Although the medium of glazed terra-cotta is familiar to us today in the form of earthenware, its adaptation for sculpture was pioneered around 1440 in Florence by Luca della Robbia. The only competitor of the della Robbia workshop was Benedetto Buglioni (1459/60—1521). According to the great Renaissance historian Giorgio Vasari, Buglioni obtained the "secret of glazing clay" from a "woman of the della Robbia household." Benedetto's nephew, Santi Buglioni, would eventually be the last remaining artist in Italy, Vasari asserted, who could create sculptures in this colorful material.
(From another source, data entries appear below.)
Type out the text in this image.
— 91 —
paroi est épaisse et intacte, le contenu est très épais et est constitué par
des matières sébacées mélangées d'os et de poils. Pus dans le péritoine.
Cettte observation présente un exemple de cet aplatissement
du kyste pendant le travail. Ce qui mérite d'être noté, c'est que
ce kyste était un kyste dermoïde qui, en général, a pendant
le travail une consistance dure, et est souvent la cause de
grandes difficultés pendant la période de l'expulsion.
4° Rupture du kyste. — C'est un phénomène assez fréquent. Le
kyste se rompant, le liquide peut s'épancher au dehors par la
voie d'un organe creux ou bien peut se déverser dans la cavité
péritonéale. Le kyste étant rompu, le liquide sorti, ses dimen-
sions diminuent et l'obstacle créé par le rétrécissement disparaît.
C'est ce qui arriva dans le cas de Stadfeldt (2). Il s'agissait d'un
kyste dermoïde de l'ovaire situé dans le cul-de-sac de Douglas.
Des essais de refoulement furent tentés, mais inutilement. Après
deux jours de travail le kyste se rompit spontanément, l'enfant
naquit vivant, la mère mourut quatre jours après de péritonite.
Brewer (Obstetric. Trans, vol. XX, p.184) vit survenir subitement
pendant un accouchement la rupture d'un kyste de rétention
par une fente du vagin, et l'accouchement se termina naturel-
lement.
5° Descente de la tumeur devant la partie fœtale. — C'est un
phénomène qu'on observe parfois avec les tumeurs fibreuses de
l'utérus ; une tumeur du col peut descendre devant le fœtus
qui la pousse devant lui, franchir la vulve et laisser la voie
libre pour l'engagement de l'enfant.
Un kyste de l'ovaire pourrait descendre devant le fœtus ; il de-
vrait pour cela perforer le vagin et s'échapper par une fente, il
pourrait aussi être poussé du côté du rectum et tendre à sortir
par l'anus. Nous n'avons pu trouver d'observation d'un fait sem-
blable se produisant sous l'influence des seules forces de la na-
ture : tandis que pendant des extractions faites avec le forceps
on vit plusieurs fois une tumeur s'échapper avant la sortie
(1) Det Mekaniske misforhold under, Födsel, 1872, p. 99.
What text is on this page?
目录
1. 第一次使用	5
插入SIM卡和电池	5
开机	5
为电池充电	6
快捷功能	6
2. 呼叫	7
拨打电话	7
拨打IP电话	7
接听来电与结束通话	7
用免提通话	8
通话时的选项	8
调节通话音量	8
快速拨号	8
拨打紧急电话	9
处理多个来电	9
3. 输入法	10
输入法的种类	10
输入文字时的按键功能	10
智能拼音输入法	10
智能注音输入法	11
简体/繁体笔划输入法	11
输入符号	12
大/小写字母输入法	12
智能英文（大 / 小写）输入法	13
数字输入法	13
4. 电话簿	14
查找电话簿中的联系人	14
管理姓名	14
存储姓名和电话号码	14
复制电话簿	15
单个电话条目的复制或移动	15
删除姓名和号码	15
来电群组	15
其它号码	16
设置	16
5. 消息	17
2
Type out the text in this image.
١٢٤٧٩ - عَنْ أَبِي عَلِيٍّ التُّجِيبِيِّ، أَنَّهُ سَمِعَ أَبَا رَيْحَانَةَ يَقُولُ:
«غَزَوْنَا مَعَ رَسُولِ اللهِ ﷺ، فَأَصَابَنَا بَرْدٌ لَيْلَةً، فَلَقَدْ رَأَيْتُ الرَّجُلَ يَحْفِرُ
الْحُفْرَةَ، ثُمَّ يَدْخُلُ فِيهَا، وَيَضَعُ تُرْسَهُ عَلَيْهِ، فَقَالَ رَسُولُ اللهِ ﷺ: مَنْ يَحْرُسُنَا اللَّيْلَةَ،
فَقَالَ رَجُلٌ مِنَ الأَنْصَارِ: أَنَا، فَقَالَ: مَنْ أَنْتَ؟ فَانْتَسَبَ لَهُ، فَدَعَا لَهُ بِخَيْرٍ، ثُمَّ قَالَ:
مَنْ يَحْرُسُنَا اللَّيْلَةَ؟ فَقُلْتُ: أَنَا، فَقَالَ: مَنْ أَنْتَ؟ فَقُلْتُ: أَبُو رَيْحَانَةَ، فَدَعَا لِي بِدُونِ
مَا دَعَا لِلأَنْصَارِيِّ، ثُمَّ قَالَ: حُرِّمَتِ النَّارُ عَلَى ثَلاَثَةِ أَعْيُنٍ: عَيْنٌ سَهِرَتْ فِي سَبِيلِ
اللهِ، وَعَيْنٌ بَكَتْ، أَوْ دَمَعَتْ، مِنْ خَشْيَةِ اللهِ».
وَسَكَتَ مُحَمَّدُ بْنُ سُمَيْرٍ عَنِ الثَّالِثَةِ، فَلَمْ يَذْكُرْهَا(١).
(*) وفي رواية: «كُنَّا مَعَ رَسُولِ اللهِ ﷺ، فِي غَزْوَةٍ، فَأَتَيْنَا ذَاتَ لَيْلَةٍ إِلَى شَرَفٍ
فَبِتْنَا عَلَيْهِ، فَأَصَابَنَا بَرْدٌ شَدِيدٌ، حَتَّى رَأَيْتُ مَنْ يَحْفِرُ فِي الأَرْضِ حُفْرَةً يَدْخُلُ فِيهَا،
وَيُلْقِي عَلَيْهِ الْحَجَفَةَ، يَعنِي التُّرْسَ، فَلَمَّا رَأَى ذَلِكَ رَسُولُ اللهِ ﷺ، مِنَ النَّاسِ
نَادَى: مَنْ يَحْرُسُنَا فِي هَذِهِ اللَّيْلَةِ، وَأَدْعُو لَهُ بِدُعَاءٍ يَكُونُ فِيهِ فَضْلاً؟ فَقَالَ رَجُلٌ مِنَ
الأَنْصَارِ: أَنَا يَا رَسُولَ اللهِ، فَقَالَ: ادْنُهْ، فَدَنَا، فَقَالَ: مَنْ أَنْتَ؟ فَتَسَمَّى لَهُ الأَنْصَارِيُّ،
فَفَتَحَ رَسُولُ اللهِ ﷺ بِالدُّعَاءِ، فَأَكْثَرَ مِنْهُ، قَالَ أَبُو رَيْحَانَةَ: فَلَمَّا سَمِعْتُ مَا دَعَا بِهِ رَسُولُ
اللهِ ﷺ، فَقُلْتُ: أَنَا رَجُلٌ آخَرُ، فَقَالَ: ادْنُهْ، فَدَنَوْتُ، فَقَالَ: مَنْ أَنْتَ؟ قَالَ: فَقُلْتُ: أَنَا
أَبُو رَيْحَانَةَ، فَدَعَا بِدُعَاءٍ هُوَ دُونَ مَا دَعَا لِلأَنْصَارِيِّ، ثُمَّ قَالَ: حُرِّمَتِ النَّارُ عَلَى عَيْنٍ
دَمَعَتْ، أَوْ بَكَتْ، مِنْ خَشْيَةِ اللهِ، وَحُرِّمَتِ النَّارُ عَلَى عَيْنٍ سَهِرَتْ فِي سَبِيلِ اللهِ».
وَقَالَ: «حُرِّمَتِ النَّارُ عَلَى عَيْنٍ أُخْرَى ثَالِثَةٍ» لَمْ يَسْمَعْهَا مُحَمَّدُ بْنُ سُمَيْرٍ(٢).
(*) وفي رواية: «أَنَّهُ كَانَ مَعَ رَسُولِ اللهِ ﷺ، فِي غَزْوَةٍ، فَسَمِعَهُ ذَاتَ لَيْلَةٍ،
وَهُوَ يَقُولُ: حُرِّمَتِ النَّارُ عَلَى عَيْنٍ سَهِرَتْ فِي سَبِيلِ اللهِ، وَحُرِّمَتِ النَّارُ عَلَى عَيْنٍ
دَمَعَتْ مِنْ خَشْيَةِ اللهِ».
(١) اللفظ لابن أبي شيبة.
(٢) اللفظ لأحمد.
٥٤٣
The dynamic figure is thought to represent Saint John Capistran (1420—1456), a fifteenth-century preacher whose exploits culminated in the victorious crusade against the Turks at Belgrade in 1456. He is often represented holding a banner in his left hand with the first three letters of Jesus's name in Greek, as he does in this sculpture, and wearing a Franciscan habit, which was historically brownish-gray. In LACMA's statue, however, brilliant violet takes the place of the drab neutral.
The statue is a splendid gift from The Ahmanson Foundation and a perfect complement to other works of art in LACMA's renowned collection of European sculpture. It joins the large-scale relief-figures of the Annunciation (c. 1465) by Andrea della Robbia and the grand altarpiece of the Adoration of the Shepherds (c. 1510) by Benedetto Buglioni.